Marsella, who resigned in July 2009, made a base salary of about $295,300 in 2009, with compensation and benefits that were “significantly more generous than those available to the District’s other salaried employees,” according to the audit.
Marsella’s base salary and “generous” benefits amounted to a total compensation of $725,612 in 2009, read the state auditor’s press release.
The board’s research when hiring Washington revealed how much more Marsella was paid compared to general managers at 18 other transit agencies in 2009.
The 2009 base salary paid to these general managers ranged from $135,000 to $310,000, with a median base salary of about $245,500 per year, according to the audit. Marsala’s base salary was about $50,000 more than the median base salary.
The audit criticized the board for not conducting a similar comparison when it increased Marsella’s compensation.

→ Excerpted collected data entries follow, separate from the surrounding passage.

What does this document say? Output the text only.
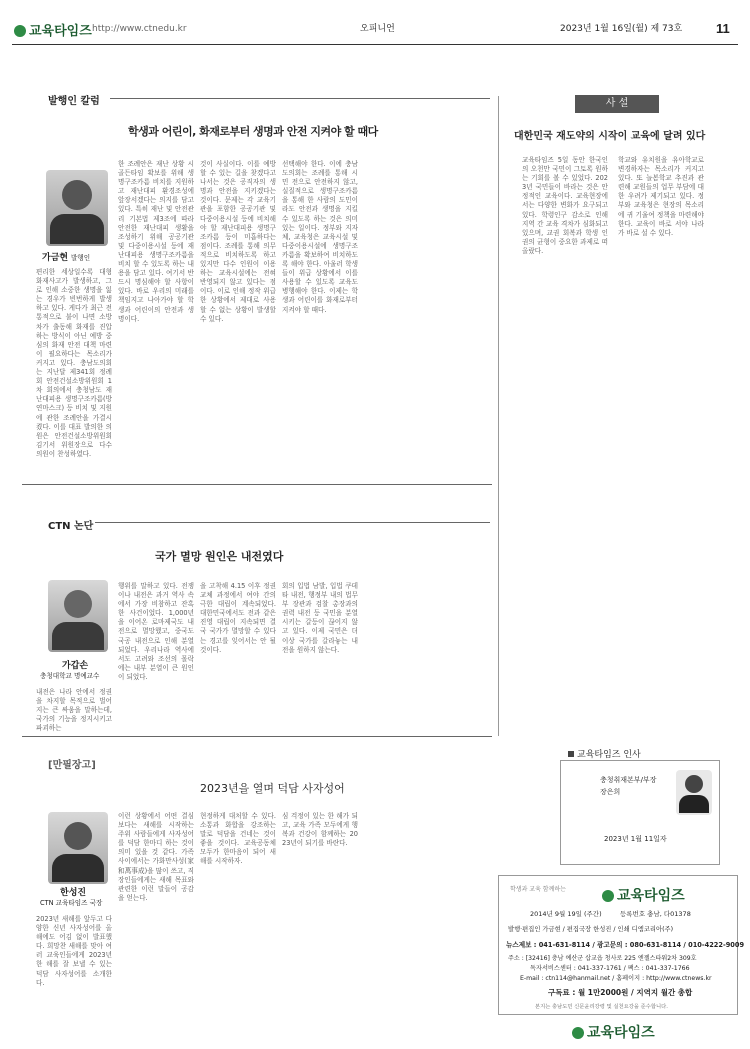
교육타임즈 http://www.ctnedu.kr	오피니언	2023년 1월 16일(월) 제 73호	11
발행인 칼럼
학생과 어린이, 화재로부터 생명과 안전 지켜야 할 때다
가금현 발행인
편리한 세상일수록 대형 화재사고가 발생하고, 그로 인해 소중한 생명을 잃는 경우가 빈번하게 발생하고 있다. 게다가 최근 전통적으로 불이 나면 소방차가 출동해 화재를 진압하는 방식이 아닌 예방 중심의 화재 안전 대책 마련이 필요하다는 목소리가 커지고 있다. 충남도의회는 지난달 제341회 정례회 안전건설소방위원회 1차 회의에서 충청남도 재난대피용 생명구조카름(방연마스크) 등 비치 및 지원에 관한 조례안을 가결시켰다. 이를 대표 발의한 의원은 안전건설소방위원회 김기서 위원장으로 다수 의원이 찬성하였다.
한 조례안은 재난 상황 시 골든타임 확보를 위해 생명구조카름 비치를 지원하고 재난대피 환경조성에 앞장서겠다는 의지를 담고 있다. 특히 재난 및 안전관리 기본법 제3조에 따라 안전한 재난대피 생활을 조성하기 위해 공공기관 및 다중이용시설 등에 재난대피용 생명구조카름을 비치 할 수 있도록 하는 내용을 담고 있다. 여기서 반드시 명심해야 할 사항이 있다. 바로 우리의 미래를 책임지고 나아가야 할 학생과 어린이의 안전과 생명이다.
것이 사실이다. 이를 예방할 수 있는 길을 찾겠다고 나서는 것은 공직자의 생명과 안전을 지키겠다는 것이다. 문제는 각 교육기관을 포함한 공공기관 및 다중이용시설 등에 비치해야 할 재난대피용 생명구조카름 등이 미흡하다는 점이다. 조례를 통해 의무적으로 비치하도록 하고 있지만 다수 인원이 이용하는 교육시설에는 전혀 반영되지 않고 있다는 점이다. 이로 인해 정작 위급한 상황에서 제대로 사용할 수 없는 상황이 발생할 수 있다.
선택해야 한다. 이에 충남도의회는 조례를 통해 시민 전으로 안전하지 않고, 실질적으로 생명구조카름을 통해 한 사람의 도민이라도 안전과 생명을 지킬 수 있도록 하는 것은 의미 있는 일이다. 정부와 지자체, 교육청은 교육시설 및 다중이용시설에 생명구조카름을 확보하여 비치하도록 해야 한다. 아울러 학생들이 위급 상황에서 이를 사용할 수 있도록 교육도 병행해야 한다. 이제는 학생과 어린이를 화재로부터 지켜야 할 때다.
사 설
대한민국 재도약의 시작이 교육에 달려 있다
교육타임즈 5일 동안 한국인의 오천만 국민이 그토록 원하는 기회를 볼 수 있었다. 2023년 국민들이 바라는 것은 안정적인 교육이다. 교육현장에서는 다양한 변화가 요구되고 있다. 학령인구 감소로 인해 지역 간 교육 격차가 심화되고 있으며, 교권 회복과 학생 인권의 균형이 중요한 과제로 떠올랐다.
학교와 유치원을 유아학교로 변경하자는 목소리가 커지고 있다. 또 늘봄학교 추진과 관련해 교원들의 업무 부담에 대한 우려가 제기되고 있다. 정부와 교육청은 현장의 목소리에 귀 기울여 정책을 마련해야 한다. 교육이 바로 서야 나라가 바로 설 수 있다.
CTN 논단
국가 멸망 원인은 내전였다
가갑손
충청대학교 명예교수
내전은 나라 안에서 정권을 차지할 목적으로 벌어지는 큰 싸움을 말하는데, 국가의 기능을 정지시키고 파괴하는
행위를 말하고 있다. 전쟁이나 내전은 과거 역사 속에서 가장 비참하고 잔혹한 사건이었다. 1,000년을 이어온 로마제국도 내전으로 멸망했고, 중국도 국공 내전으로 인해 분열되었다. 우리나라 역사에서도 고려와 조선의 몰락에는 내부 분열이 큰 원인이 되었다.
을 고착해 4.15 이후 정권 교체 과정에서 여야 간의 극한 대립이 계속되었다. 대한민국에서도 전과 같은 진영 대립이 지속되면 결국 국가가 멸망할 수 있다는 경고를 잊어서는 안 될 것이다.
회의 입법 남발, 입법 쿠데타 내전, 행정부 내의 법무부 장관과 검찰 총장과의 권력 내전 등 국민을 분열시키는 갈등이 끊이지 않고 있다. 이제 국민은 더 이상 국가를 갈라놓는 내전을 원하지 않는다.
교육타임즈 인사
충청취재본부/부장
장은희
2023년 1월 11일자
[만필장고]
2023년을 열며 덕담 사자성어
한성진
CTN 교육타임즈 국장
2023년 새해를 앞두고 다양한 신년 사자성어를 올해에도 어김 없이 발표했다. 희망찬 새해를 맞아 여러 교육인들에게 2023년 한 해를 잘 보낼 수 있는 덕담 사자성어를 소개한다.
이런 상황에서 어떤 결심보다는 새해를 시작하는 주위 사람들에게 사자성어를 덕담 한마디 하는 것이 의미 있을 것 같다. 가족 사이에서는 가화만사성(家和萬事成)을 많이 쓰고, 직장인들에게는 새해 목표와 관련한 이런 말들이 공감을 얻는다.
현정하게 대처할 수 있다. 소통과 화합을 강조하는 말로 덕담을 건네는 것이 좋을 것이다. 교육공동체 모두가 한마음이 되어 새해를 시작하자.
심 걱정이 있는 한 해가 되고, 교육 가족 모두에게 행복과 건강이 함께하는 2023년이 되기를 바란다.
학생과 교육 함께하는	교육타임즈
2014년 9월 19일 (주간)	등록번호 충남, 다01378
발행·편집인 가금현 / 편집국장 한성진 / 인쇄 디엠코리아(주)
뉴스제보 : 041-631-8114 / 광고문의 : 080-631-8114 / 010-4222-9009
주소 : [32416] 충남 예산군 삽교읍 청사로 225 엔젤스타워2차 309호
독자서비스센터 : 041-337-1761 / 팩스 : 041-337-1766
E-mail : ctn114@hanmail.net / 홈페이지 : http://www.ctnews.kr
구독료 : 월 1만2000원 / 지역지 월간 총합
본지는 충남도민 신문윤리강령 및 실천요강을 준수합니다.
교육타임즈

The board only looked at five other agencies when determining Marsella’s compensation, the report read, and the board could not explain the choice of these five agencies.
“The board cannot demonstrate to taxpayers that the terms of the employment agreements [entered into with Marsella] were reasonable or appropriate,” read the auditor’s office press release.
Marsella’s benefits package was another concern.
His benefits included an accelerated pension plan that provided Marsella with two-and-a-half years worth of service for each year he was at RTD, beginning in 2001. If the former general manager had stayed at RTD until February 2010, he would have received about $1.7 million more in retirement money because of this accelerated plan, the audit noted.
But Marsella was not hurt by leaving in July.
Over the entire 14 years of his work with RTD, Marsella earned $2.9 million in pension benefits, which he chose at his departure in July 2009 to accept in a lump sum. Reed confirmed that all this money has been given to Marsella.
“Marsella’s package was exuberant,” said Jon Caldara, a former RTD board member (he left in 1998) and president of the Golden-based libertarian think tank The Independence Institute. “If it was called the Cadillac of packages, that would be an understatement.”
The board also failed to accurately calculate the full cost of the accelerated pension plan, the audit also noted. At the time the pension was approved, the board had not yet received the cost estimate. And when they did a few months after the approval, the estimate had been calculated using “outdated and incomplete salary information,” according to the audit.
The report also noted that Marsella was not given a comprehensive performance review since 2000, despite receiving raises and bonuses after 2000.
Turning a new leaf?
In 2010, the board’s compensation practices with Marsella seem to have changed.
According to Reed, the board agreed upon a more reasonable compensation package for the new general manager.
Washington, whose package was agreed upon earlier this month, will receive a base salary of $275,000 for 2010.
His benefits align with all RTD employee’ benefit packages, meaning he receives vacation and sick days according to his years of service and his pension will be between 7 and 9 percent of his salary, which, according to the contract, are the same as salaried RTD employees.
His base salary combined with his benefits package add up to a total annual compensation of $306,449 in 2010. He is allowed a 5 percent performance-based raise each year, which, if received, will lead to a maximum of $346,816 in compensation in 2012. Reed said the raise is not guaranteed, but he could not confirm if Washington would not be given a raise, even if current salary freezes continued into 2011.
In a comparison, Washington will receive $90,000 less in pension funds this year than Marsella would have received in 2009, according to a comparison made by Bondi & Co. certified public accountants and provided by RTD.
Sen. Lois Tochtrop, D-Thornton, who requested the audit in May 2009, said the board increased Marsella’s compensation to keep him at RTD, a decision that she said was misguided.
“Nobody is indispensable,” said Tochtrop. “If he had done such a great job, we would not be underfunded for FasTracks.”